On a tous de bons prétextes pour ne rien faire, voici ma collection personnelle.

– Pour bien débuter :

La théorie des 5% popularisée par David Manise voudrait que 5% de la population assume une trajectoire portée sur le leadership. La capacité à prendre les risques avant les autres et pour les autres. Prendre la responsabilité d’innover et de montrer que c’est possible. Tout le monde est susceptible de devenir un 5%. En assumant votre potentiel vous devenez un moteur pour les autres et pour vous même.

– La peur :

La peur est une projection anxieuse d’un futur qui n’existe pas concernant un problème que vous n’avez pas encore su régler. Elle est induite par une créativité débridée mal employée. Passer à l’action est un bon moyen de court-circuiter la peur en sortant de votre tête pour passer au réel qui lui n’est pas imaginaire.

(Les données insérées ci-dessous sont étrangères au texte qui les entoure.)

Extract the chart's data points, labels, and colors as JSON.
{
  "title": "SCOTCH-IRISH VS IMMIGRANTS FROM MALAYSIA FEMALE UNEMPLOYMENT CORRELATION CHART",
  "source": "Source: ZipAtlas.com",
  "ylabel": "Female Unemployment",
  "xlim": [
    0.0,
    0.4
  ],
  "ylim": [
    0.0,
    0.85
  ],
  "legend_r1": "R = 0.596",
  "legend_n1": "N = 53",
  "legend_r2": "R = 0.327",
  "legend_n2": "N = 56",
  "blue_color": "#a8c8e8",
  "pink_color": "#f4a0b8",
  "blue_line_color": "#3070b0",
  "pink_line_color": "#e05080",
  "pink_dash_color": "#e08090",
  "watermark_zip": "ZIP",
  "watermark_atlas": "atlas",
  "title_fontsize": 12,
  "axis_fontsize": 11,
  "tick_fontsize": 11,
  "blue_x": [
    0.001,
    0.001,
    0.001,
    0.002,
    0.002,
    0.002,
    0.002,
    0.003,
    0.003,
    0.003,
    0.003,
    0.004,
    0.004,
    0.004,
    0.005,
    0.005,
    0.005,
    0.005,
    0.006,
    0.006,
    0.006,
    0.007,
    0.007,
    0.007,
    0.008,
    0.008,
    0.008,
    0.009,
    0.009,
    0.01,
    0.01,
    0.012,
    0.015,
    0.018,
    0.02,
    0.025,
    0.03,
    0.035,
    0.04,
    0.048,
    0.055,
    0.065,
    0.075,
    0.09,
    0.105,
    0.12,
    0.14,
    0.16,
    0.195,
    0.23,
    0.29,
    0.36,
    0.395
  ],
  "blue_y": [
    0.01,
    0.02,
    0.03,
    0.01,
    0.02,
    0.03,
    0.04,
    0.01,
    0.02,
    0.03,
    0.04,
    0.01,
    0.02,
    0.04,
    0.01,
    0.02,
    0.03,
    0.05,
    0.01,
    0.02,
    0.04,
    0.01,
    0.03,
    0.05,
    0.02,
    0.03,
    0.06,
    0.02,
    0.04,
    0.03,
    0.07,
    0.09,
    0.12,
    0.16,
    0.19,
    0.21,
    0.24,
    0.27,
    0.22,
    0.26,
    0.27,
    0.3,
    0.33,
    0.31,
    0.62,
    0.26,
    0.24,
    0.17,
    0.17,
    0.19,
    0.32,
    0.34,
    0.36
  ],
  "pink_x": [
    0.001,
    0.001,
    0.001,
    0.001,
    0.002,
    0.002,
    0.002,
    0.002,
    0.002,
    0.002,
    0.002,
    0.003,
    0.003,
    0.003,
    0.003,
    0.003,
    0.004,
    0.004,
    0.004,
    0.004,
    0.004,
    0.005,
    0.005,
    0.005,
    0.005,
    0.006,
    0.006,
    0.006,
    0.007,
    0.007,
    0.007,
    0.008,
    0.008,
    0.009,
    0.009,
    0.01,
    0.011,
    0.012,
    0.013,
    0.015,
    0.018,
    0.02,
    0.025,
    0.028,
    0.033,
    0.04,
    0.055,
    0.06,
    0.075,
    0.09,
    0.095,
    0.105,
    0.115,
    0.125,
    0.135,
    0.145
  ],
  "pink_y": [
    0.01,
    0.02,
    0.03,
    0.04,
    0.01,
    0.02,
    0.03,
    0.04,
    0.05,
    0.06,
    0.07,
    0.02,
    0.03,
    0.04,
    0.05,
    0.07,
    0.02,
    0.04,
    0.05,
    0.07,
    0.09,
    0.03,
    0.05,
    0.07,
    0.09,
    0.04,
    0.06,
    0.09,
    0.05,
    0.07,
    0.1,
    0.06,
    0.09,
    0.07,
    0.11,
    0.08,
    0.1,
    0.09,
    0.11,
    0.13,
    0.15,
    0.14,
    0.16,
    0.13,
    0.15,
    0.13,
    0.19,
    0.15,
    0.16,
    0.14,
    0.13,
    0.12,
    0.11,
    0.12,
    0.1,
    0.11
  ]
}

– Remplacer “mais” par “et” :

Quand on commence à élaborer sa trajectoire idéale, on finit toujours par arriver sur l’obstacle “mais”. J’aimerais pouvoir faire quelque chose oui mais… J’aimerais pouvoir construire ma maison oui mais je ne sais pas faire l’électricité. Remplacez le “mais” par le “et” . Vous ne savez pas faire d’électricité ET vous pouvez trouver un électricien, prendre un cours, vous faire aider… Quand vous utilisez “et” vous permettez à votre créativité de s’exprimer pour trouver une solution. Quand vous utilisez “mais” votre créativité est occupée à énumérer les problèmes.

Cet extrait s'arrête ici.